Ao saberem do que se trata, os presidiários riem dele também.
- Vai ter de passar mais alguns anos com a gente, velho. – diz alguém.
- Que velho otário! Fingiu ser um bom menino e se ferrou!
- Achou que ia enganar o juiz?
- Passou cinco anos sendo tímido como uma moça, achando que ia sair e teve a condicional negada. É um palhaço!
Então todos riem e gargalham.
- “Uuuhh... Meu nome é Wilson, sou um maníaco homicida e vou matar você!”
- Tu é psisco... pitiso... pisopi... ah, sei lá! É assassino de mulherzinha! Com certeza matava aquelas meninas por que não conseguia ter uma ereção na hora de transar!
Wilson ouve em silêncio os detentos rirem dele, mas em sua mente fria e calculista de psicopata ele pensa calmamente no que irá fazer.
“Hora do Plano B”.

Dois dias depois.
Um rapaz lê seu jornal enquanto espera pelo ônibus num ponto qualquer do centro. Ele lê na seção de Polícia a seguinte notícia:
“Wilson de Souza, 47 anos, foge do Centro de Detenção Provisória Estadual. Os carcereiros não conseguem explicar o que aconteceu e os guardas ainda não o encontraram nas áreas ao redor do presídio. Wilson é conhecido por matar a facadas e pauladas mulheres jovens e adolescentes. Ele também matou uma menina de 10 anos sem motivo aparente. Ele teve seu pedido de liberdade condicional negado há dois dias, e suspeita-se que a frustração o levou a fugir misteriosamente”.

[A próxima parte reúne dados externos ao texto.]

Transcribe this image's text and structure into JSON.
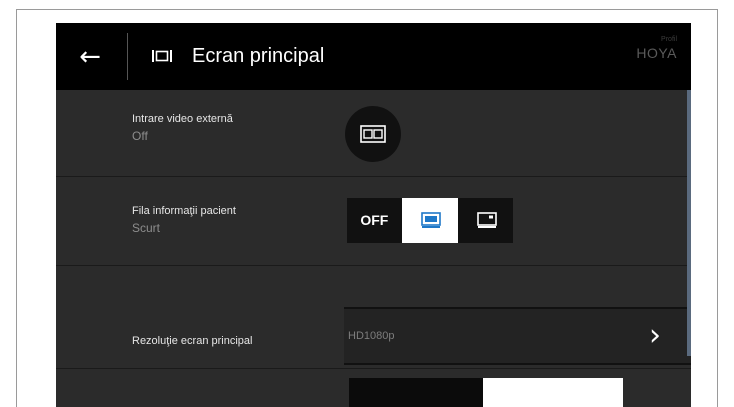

O rapaz continua lendo distraidamente quando alguém aparece ao seu lado e pergunta:
- Tem um real aí, amigo?
O rapaz o encara de cima a baixo de maneira arrogante. Sem olha-lo nos olhos, ele responde:
- Não.
- 50 centavos?
- Não.
- 10 centavos?
- Não.
- 10 centavos não vai enriquecer e nem empobrecer ninguém, não acha?
- Se precisa de dinheiro, vá trabalhar ao invés de mendigar por aí.

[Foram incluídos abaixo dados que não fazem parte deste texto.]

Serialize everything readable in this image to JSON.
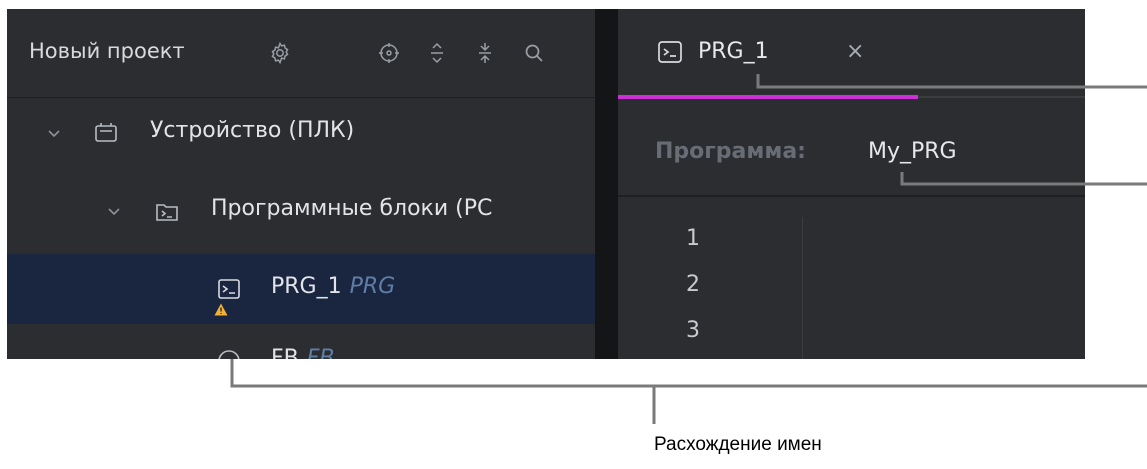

- Eu sei disso, mas acabei de sair da cadeia e não tenho dinheiro pra voltar pra casa. Estou com saudades das minhas meninas. Preciso comprar leite pra elas também.
- Por que foi preso? Deixe-me adivinhar, foi por roubar? Você tem família e sai cometendo crimes por aí pra ser preso depois? Não tem vergonha na sua cara?
- Não, mas tenho rugas. Trabalhei a vida inteira, mas não tenho o que comer hoje. Se você é filho de Deus, então...
- Ah, vai apelar pra Deus? Que típico!
O homem se irrita.
- Escute aqui, cara. Você não sabe quem pode encontrar na rua. Esta cidade está muito violenta hoje em dia, sabia?
- Achei mesmo que você ia apelar para as ameaças...
O homem pega o revólver calibre 38 em sua cintura, mas não a exibe.
- Ameaça? Quem disse que eu estou te ameaçando?
Prestes a apertar o gatilho na cabeça do rapaz, ele se levanta e diz:
- Meu ônibus chegou.
O rapaz então se levanta e vai embora.
O homem fica um momento olhando para a rua, e então percebe que o rapaz esqueceu seu jornal no ponto de ônibus. Ao pegar o jornal, o homem o folheia até achar a foto do fugitivo. Sorrindo para si mesmo, ele diz:
- Caramba! Estou bonito como um artista!